IL FILOSOFO DI CAMPAGNA di Baldassarre Galuppi (Revisione: Franco Piva)

IL FILOSOFO DI CAMPAGNA di B. Galuppi (revisione: Franco Piva)

‘Il Filosofo di campagna’ è l’Opera giocosa più nota del Galuppi e fino al 1978 (anno della prima moderna de Il mondo alla roversa) era quasi l’unica rappresentata in tempi recenti (con le eccezioni de ‘L’Amante di tutte’ e de ‘La Diavolessa’, riprese rispettivamente dall’Accademia Chigiana e dal Teatro La Fenice). La spiegazione è semplice: da un lato l’incredibile noncuranza dei musicologi e dei musicisti che, a parte due vecchie tesi di laurea (Chiuminatto negli USA e Raabe in Germania) e qualche saggio del Torrefranca e del Piovano, non si sono mai veramente preoccupati di fare almeno qualche organica verifica sulla ricchissima e vastissima produzione teatrale del Buranello, in particolare di quella collegata alla collaborazione con il Goldoni; dall’altro, la prima sorprendente riscoperta fatta è stata, appunto, quella de ‘Il Filosofo di campagna’. Il guaio è che la prima rivisitazione risulta oggi davvero sconcertante: senza entrare in troppi dettagli, basterà dire che i personaggi previsti erano cinque anziché sette (con il conseguente taglio delle Arie e dei Recitativi dei due personaggi tolti), che gli Atti erano due anziché tre, che alcune delle Arie allora eseguite risultano totalmente estranee al libretto goldoniano. Per parecchi anni questa versione pseudogaluppiana e pseudogoldoniana è stata studiata, eseguita, rappresentata, ascoltata e accolta come se fosse autentica: al contrario, rispetto ai più elementari principi filologici e musicologici, non è altro che un falso clamoroso.

Per la ricostruzione della partitura originale, non avendo la possibilità di rintracciare l’autografo, mi sono appoggiato a un manoscritto proveniente dal British Museum di Londra, che risulta totalmente fedele, parola per parola, al libretto goldoniano.

Il manoscritto contiene un gran numero di errori, dovuti a interpretazioni inesatte dell’autografo, all’imperizia e all’impreparazione del copista. Il lavoro più impegnativo della mia revisione, oltre alla correzione degli errori del copista, ha riguardato la definizione delle legature. Si tratta di un problema di importanza fondamentale, perché legature diverse possono cambiare in modo sostanziale il senso espressivo di un frammento e quindi di un intero brano. Una quartina di crome, per esempio (lo stesso discorso può riguardare le semiminime e le semicrome) può avere nessuna legatura o ben sei tipi di legature: a 4, a 3 (1-3 / 2-4), a 2 (1/2 – 2/3 – 3/4); le note non legate, poi, possono essere staccate o separate in vari modi.

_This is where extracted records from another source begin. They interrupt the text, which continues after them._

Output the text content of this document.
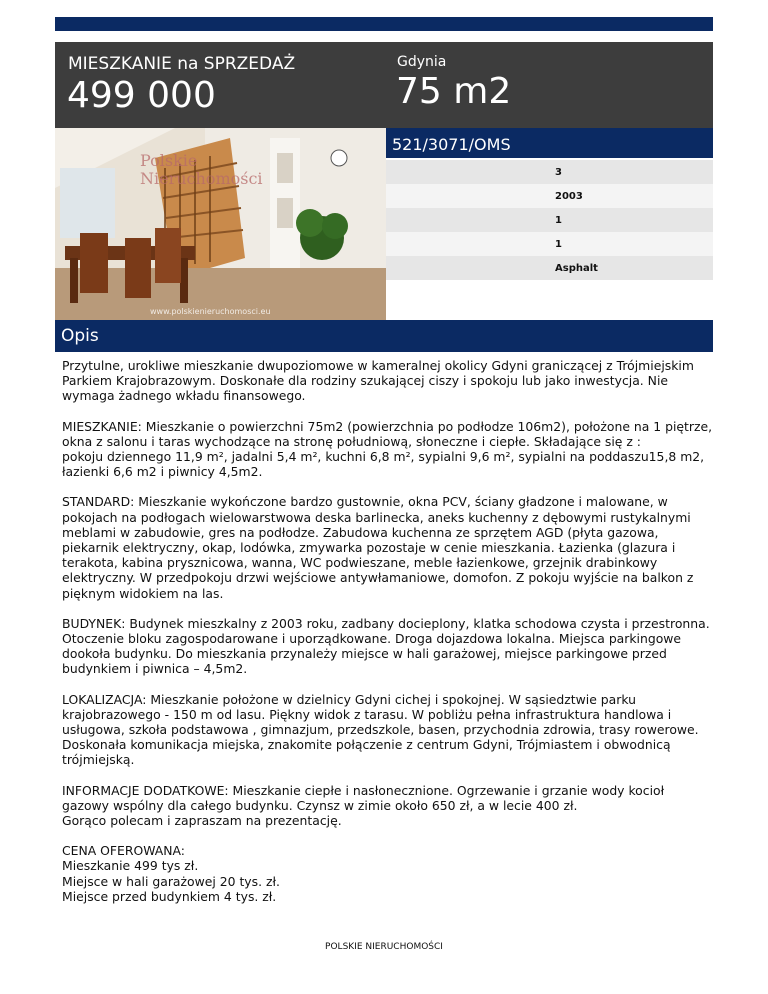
MIESZKANIE na SPRZEDAŻ
499 000
Gdynia
75 m2
Polskie
Nieruchomości
www.polskienieruchomosci.eu
521/3071/OMS
3
2003
1
1
Asphalt
Opis

Przytulne, urokliwe mieszkanie dwupoziomowe w kameralnej okolicy Gdyni graniczącej z Trójmiejskim Parkiem Krajobrazowym. Doskonałe dla rodziny szukającej ciszy i spokoju lub jako inwestycja. Nie wymaga żadnego wkładu finansowego.

MIESZKANIE: Mieszkanie o powierzchni 75m2 (powierzchnia po podłodze 106m2), położone na 1 piętrze, okna z salonu i taras wychodzące na stronę południową, słoneczne i ciepłe. Składające się z :
pokoju dziennego 11,9 m², jadalni 5,4 m², kuchni 6,8 m², sypialni 9,6 m², sypialni na poddaszu15,8 m2, łazienki 6,6 m2 i piwnicy 4,5m2.

STANDARD: Mieszkanie wykończone bardzo gustownie, okna PCV, ściany gładzone i malowane, w pokojach na podłogach wielowarstwowa deska barlinecka, aneks kuchenny z dębowymi rustykalnymi meblami w zabudowie, gres na podłodze. Zabudowa kuchenna ze sprzętem AGD (płyta gazowa, piekarnik elektryczny, okap, lodówka, zmywarka pozostaje w cenie mieszkania. Łazienka (glazura i terakota, kabina prysznicowa, wanna, WC podwieszane, meble łazienkowe, grzejnik drabinkowy elektryczny. W przedpokoju drzwi wejściowe antywłamaniowe, domofon. Z pokoju wyjście na balkon z pięknym widokiem na las.

BUDYNEK: Budynek mieszkalny z 2003 roku, zadbany docieplony, klatka schodowa czysta i przestronna. Otoczenie bloku zagospodarowane i uporządkowane. Droga dojazdowa lokalna. Miejsca parkingowe dookoła budynku. Do mieszkania przynależy miejsce w hali garażowej, miejsce parkingowe przed budynkiem i piwnica – 4,5m2.

LOKALIZACJA: Mieszkanie położone w dzielnicy Gdyni cichej i spokojnej. W sąsiedztwie parku krajobrazowego - 150 m od lasu. Piękny widok z tarasu. W pobliżu pełna infrastruktura handlowa i usługowa, szkoła podstawowa , gimnazjum, przedszkole, basen, przychodnia zdrowia, trasy rowerowe. Doskonała komunikacja miejska, znakomite połączenie z centrum Gdyni, Trójmiastem i obwodnicą trójmiejską.

INFORMACJE DODATKOWE: Mieszkanie ciepłe i nasłonecznione. Ogrzewanie i grzanie wody kocioł gazowy wspólny dla całego budynku. Czynsz w zimie około 650 zł, a w lecie 400 zł.
Gorąco polecam i zapraszam na prezentację.

CENA OFEROWANA:
Mieszkanie 499 tys zł.
Miejsce w hali garażowej 20 tys. zł.
Miejsce przed budynkiem 4 tys. zł.

POLSKIE NIERUCHOMOŚCI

In assenza di qualunque indicazione nel manoscritto, i criteri per la definizione delle legature possono essere diversi: il carattere dell’intervento musicale in relazione con il personaggio e la situazione; il rapporto fra il disegno melodico e la parola o le parole corrispondenti; la presenza di un particolare elemento musicale che non può non essere adeguatamente sottolineato; la necessità di evidenziare in modo adeguato un particolare accento agogico della frase.

Ovviamente le indicazioni del revisore sono tutte fra parentesi: nascono comunque da una attenta e approfondita analisi sia del rapporto stabilito nella partitura fra testo e musica sia del significato dell’articolazione degli interventi musicali.